During Maliki's address on state television, he said Iraq's security strategies would be reviewed and possible personnel changes made. He stopped short of saying whether any of his ministers would be held responsible.
Maliki also appointed Lt. Gen. Ahmed Hashim Ouda late yesterday to head Baghdad's military operations, according to state television. Ouda has been a close political ally of Maliki's and belongs to his Dawa Party.
The prime minister previously has not asked any of his top security advisers to step down, but he now may have little choice this time. Maliki has been running for reelection on a platform of improved security, and a lack of response could cost the prime minister and his party votes.
The United States has refrained from commenting publicly about the security lapses, instead warning of a possible rise in violence aimed at destabilizing the government ahead of the March 7 parliamentary elections.
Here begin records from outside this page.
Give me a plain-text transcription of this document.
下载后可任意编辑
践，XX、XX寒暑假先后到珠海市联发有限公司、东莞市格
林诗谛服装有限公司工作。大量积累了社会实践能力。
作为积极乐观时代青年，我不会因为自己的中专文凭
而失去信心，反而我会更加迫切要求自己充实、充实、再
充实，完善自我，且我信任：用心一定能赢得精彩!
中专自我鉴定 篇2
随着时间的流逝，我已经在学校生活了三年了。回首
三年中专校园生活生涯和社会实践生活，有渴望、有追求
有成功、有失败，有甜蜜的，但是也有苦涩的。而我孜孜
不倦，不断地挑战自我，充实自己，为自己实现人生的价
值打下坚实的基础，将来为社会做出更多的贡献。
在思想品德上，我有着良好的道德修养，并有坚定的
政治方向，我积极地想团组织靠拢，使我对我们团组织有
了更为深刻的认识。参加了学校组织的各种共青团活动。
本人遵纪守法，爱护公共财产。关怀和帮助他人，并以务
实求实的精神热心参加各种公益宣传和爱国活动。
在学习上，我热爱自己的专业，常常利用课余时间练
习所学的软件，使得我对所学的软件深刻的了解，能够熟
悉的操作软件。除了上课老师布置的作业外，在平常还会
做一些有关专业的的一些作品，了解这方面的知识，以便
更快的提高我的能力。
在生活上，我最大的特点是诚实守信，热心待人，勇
The top American commander in Iraq, Gen. Raymond Odierno, has said he will keep the bulk of the 120,000 U.S. troops in place until after the election.
There have been no claims of responsibility for the latest bombings, though the U.S. military has said high-profile vehicle bombs and simultaneous suicide bombings are the hallmarks of al-Qaeda.
In his address, Maliki also called on neighbors to do more to prevent insurgent attacks in Iraq, an apparent reference to Syria. Relations between the two countries soured after Baghdad accused Syria of harboring senior Baathists who masterminded the attacks in August and October. Syria denies it.